Sutton Bank is one of the most spectacular inland cliffs anywhere in Britain. The near vertical drop from top to bottom is around 140 metres, and it crosses at least two major geological boundaries. More than 60 million years of earth’s history is covered by the rocks of Sutton Bank.
The platform at the top of the bank is made of hard limey gritstone formed in the Upper Jurassic period. This same rock forms the top of the escarpment that runs all the way from here to the coast at Scarborough – it even sits on top of Scarborough’s Castle Hill.
Going down the cliff you encounter softer Upper Jurassic clay and limestones, then the hard Middle Jurassic sandstone that underlies the central moorland of the North York Moors. The cliff then plunges down through the Middle Jurassic rocks and into the soft shales and mudstones of the Lower Jurassic.

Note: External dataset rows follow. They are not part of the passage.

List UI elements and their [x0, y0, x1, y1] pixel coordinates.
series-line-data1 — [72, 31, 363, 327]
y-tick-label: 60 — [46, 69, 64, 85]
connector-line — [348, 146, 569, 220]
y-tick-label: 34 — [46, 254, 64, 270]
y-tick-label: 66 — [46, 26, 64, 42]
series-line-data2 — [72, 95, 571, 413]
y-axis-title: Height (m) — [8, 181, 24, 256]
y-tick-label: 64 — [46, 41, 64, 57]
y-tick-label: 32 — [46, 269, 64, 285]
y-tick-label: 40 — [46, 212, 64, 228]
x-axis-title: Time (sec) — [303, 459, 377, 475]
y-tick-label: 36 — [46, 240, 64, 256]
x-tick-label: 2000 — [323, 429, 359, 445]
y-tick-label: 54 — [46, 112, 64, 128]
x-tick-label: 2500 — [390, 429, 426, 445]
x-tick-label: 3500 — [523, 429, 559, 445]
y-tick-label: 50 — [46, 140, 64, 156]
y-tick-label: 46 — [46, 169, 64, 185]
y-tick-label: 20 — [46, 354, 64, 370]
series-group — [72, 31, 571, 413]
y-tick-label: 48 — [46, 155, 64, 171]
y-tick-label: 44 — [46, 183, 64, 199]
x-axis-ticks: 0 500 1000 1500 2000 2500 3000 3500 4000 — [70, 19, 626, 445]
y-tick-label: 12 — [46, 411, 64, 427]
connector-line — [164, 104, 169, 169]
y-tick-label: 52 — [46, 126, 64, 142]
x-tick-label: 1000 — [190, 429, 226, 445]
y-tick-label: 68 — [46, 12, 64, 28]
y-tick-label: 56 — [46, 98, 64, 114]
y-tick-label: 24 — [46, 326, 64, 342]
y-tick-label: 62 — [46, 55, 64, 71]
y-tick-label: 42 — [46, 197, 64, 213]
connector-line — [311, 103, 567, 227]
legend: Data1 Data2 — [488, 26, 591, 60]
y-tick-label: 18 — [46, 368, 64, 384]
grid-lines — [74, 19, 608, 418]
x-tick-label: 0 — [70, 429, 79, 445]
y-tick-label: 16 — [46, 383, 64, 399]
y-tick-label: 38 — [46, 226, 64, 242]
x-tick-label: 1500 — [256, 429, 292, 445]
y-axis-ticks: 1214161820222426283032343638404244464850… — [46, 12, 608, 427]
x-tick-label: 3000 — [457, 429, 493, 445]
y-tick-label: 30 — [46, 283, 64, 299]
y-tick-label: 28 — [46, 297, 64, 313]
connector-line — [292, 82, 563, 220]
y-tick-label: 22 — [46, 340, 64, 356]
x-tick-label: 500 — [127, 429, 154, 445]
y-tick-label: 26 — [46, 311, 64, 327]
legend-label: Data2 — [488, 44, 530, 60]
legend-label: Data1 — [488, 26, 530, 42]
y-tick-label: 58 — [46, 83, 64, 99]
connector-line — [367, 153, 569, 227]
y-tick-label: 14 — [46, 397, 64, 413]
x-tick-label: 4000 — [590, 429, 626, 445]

But why is this cliff here? During the last Ice Age, around 20 thousand years ago, an ice sheet pushed its way down the depression that lay between the upland areas of the North York Moors and the Pennines. As it scraped along the western edge of the moors, the tremendous force of the ice gouged out the soft underlying rocks, causing the hard tops to tumble down. The result was a near-vertical escarpment, of the type usually seen at the coast.
As the ice melted, it left layers of mud along the bottom edge of the cliff, in what are known as lateral moraines. These mud deposits blocked up the normal drainage channels, causing small lakes to form – Gormire Lake, below Sutton Bank, is the last remaining glacial lake.
The edge of the bank is not a perfect straight line and, a little to the south of Sutton Bank, Hood Hill stood out above the ice sheet and became detached from the moors. A small cap of hard Upper Jurassic grit sits on top of the hill, giving it a spectacular profile.
The 'Lime & Ice' exhibition at Sutton Bank National Park Centre includes an introduction to the geology of the area.